Red Hat believes AI workloads must run wherever customer data lives across the hybrid cloud; this makes flexible, standardized, and open platforms and tools necessary, as they enable organizations to select the environments, resources, and architectures that best align with their unique operational and data needs. The plan is to make gen AI more accessible to more organizations through the open innovation of vLLM.

After the above brief technical background, Red Hat’s interest in Neural Magic makes sense. With Neural Magic’s technology and performance engineering expertise, Red Hat can work to accelerate its vision for AI’s future. Built to address the challenges of wide-scale enterprise AI, Red Hat plans to use open-source innovation to further democratize access to AI’s transformative power by providing

  • Open source-licensed models, from the 1B to 405B parameter scale, can run anywhere and everywhere needed across the hybrid cloud – in corporate data centers, on multiple clouds, and at the edge.
  • Fine-tuning capabilities that enable organizations to more easily customize LLMs to their private data and use cases with a stronger security footprint.
  • Inference performance engineering expertise, resulting in greater operational and infrastructure efficiencies and
  • A partner and open source ecosystem and support structures that enable broader customer choice, from LLMs and tooling to certified server hardware and underlying chip architectures.
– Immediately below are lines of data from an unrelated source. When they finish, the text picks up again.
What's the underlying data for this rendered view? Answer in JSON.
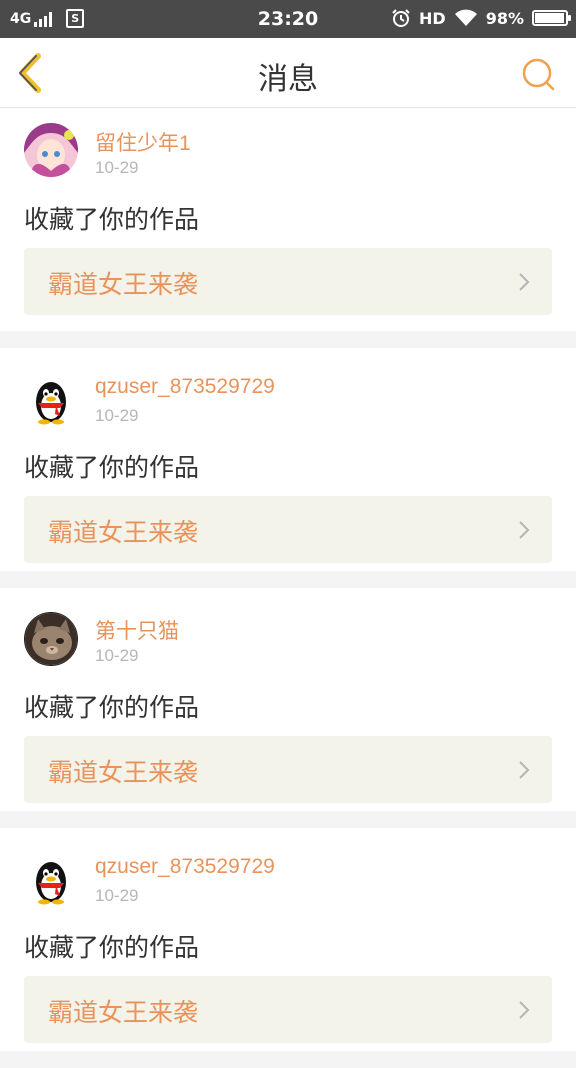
{
  "status_bar": {
    "network": "4G",
    "sim_label": "S",
    "time": "23:20",
    "hd_label": "HD",
    "battery_text": "98%",
    "battery_level": 0.98
  },
  "nav": {
    "title": "消息",
    "icons": {
      "back": "chevron-left-icon",
      "search": "search-icon"
    },
    "accent_color": "#f0a050"
  },
  "messages": [
    {
      "username": "留住少年1",
      "date": "10-29",
      "action": "收藏了你的作品",
      "work_title": "霸道女王来袭",
      "avatar": "anime-girl-avatar"
    },
    {
      "username": "qzuser_873529729",
      "date": "10-29",
      "action": "收藏了你的作品",
      "work_title": "霸道女王来袭",
      "avatar": "penguin-avatar"
    },
    {
      "username": "第十只猫",
      "date": "10-29",
      "action": "收藏了你的作品",
      "work_title": "霸道女王来袭",
      "avatar": "cat-avatar"
    },
    {
      "username": "qzuser_873529729",
      "date": "10-29",
      "action": "收藏了你的作品",
      "work_title": "霸道女王来袭",
      "avatar": "penguin-avatar"
    }
  ],
  "colors": {
    "username": "#e8935a",
    "link_bg": "#f3f3ea",
    "date": "#b6b6b6"
  }
}
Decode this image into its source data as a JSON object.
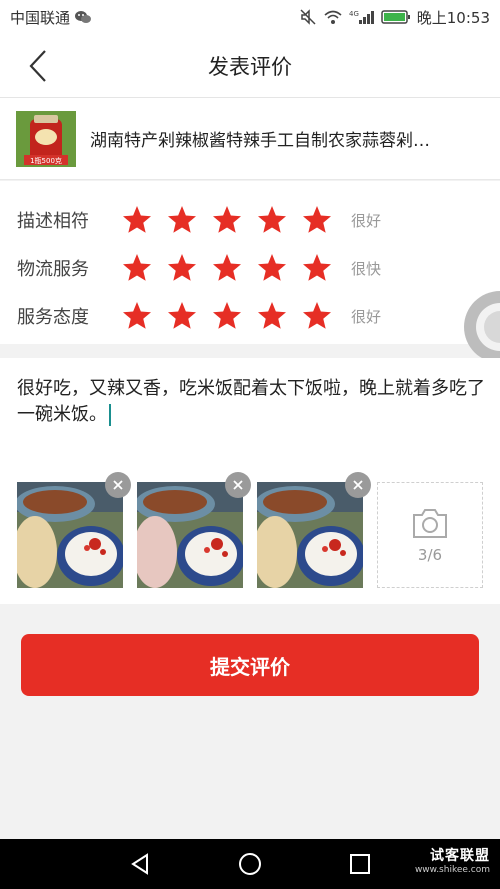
{
  "status_bar": {
    "carrier": "中国联通",
    "network": "4G",
    "time": "晚上10:53"
  },
  "header": {
    "title": "发表评价"
  },
  "product": {
    "name": "湖南特产剁辣椒酱特辣手工自制农家蒜蓉剁…",
    "thumb_text": "1瓶500克"
  },
  "ratings": [
    {
      "label": "描述相符",
      "stars": 5,
      "max": 5,
      "text": "很好"
    },
    {
      "label": "物流服务",
      "stars": 5,
      "max": 5,
      "text": "很快"
    },
    {
      "label": "服务态度",
      "stars": 5,
      "max": 5,
      "text": "很好"
    }
  ],
  "comment": {
    "text": "很好吃，又辣又香，吃米饭配着太下饭啦，晚上就着多吃了一碗米饭。"
  },
  "photos": {
    "count_label": "3/6",
    "items": [
      {
        "icon": "food-photo"
      },
      {
        "icon": "food-photo"
      },
      {
        "icon": "food-photo"
      }
    ]
  },
  "submit": {
    "label": "提交评价"
  },
  "watermark": {
    "main": "试客联盟",
    "sub": "www.shikee.com"
  },
  "colors": {
    "accent": "#e62e25",
    "star": "#e62e25"
  }
}
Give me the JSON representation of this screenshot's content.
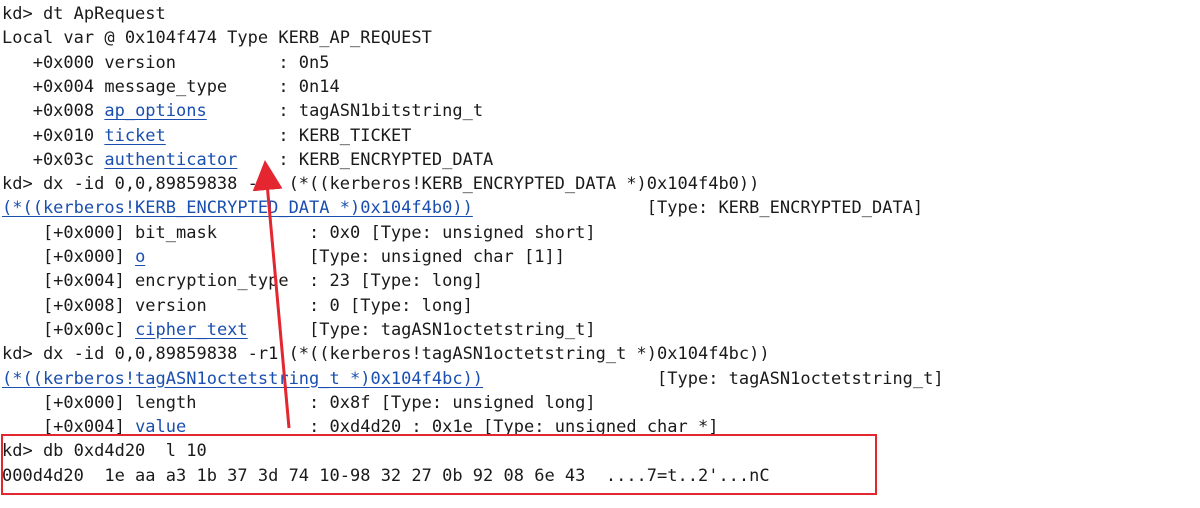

vLLM as an Open Pathway to Extend Red Hat AI

Neural Magic brings its expertise and knowledge with vLLM and DeepSparse technologies to build an open enterprise-grade inference stack that enables customers to optimize, deploy, and scale LLM workloads across hybrid cloud environments with full control over infrastructure choice, security policies, and model lifecycle. Neural Magic also develops model optimization research, builds LLM Compressor (a unified library for optimizing LLMs with state-of-the-art sparsity and quantization algorithms), and maintains a repository of pre-optimized models ready to deploy with vLLM.

Brian Stevens, CEO of Neural Magic, describes the synergy of the two companies as follows, “Open source has proven time and again to drive innovation through the power of community collaboration. At Neural Magic, we’ve assembled some of the industry’s top talent in AI performance engineering with a singular mission of building open, cross-platform, ultra-efficient LLM serving capabilities. Joining Red Hat is not only a cultural match, but will benefit companies large and small in their AI transformation journeys.”


This article first appeared on sister site HPCwire.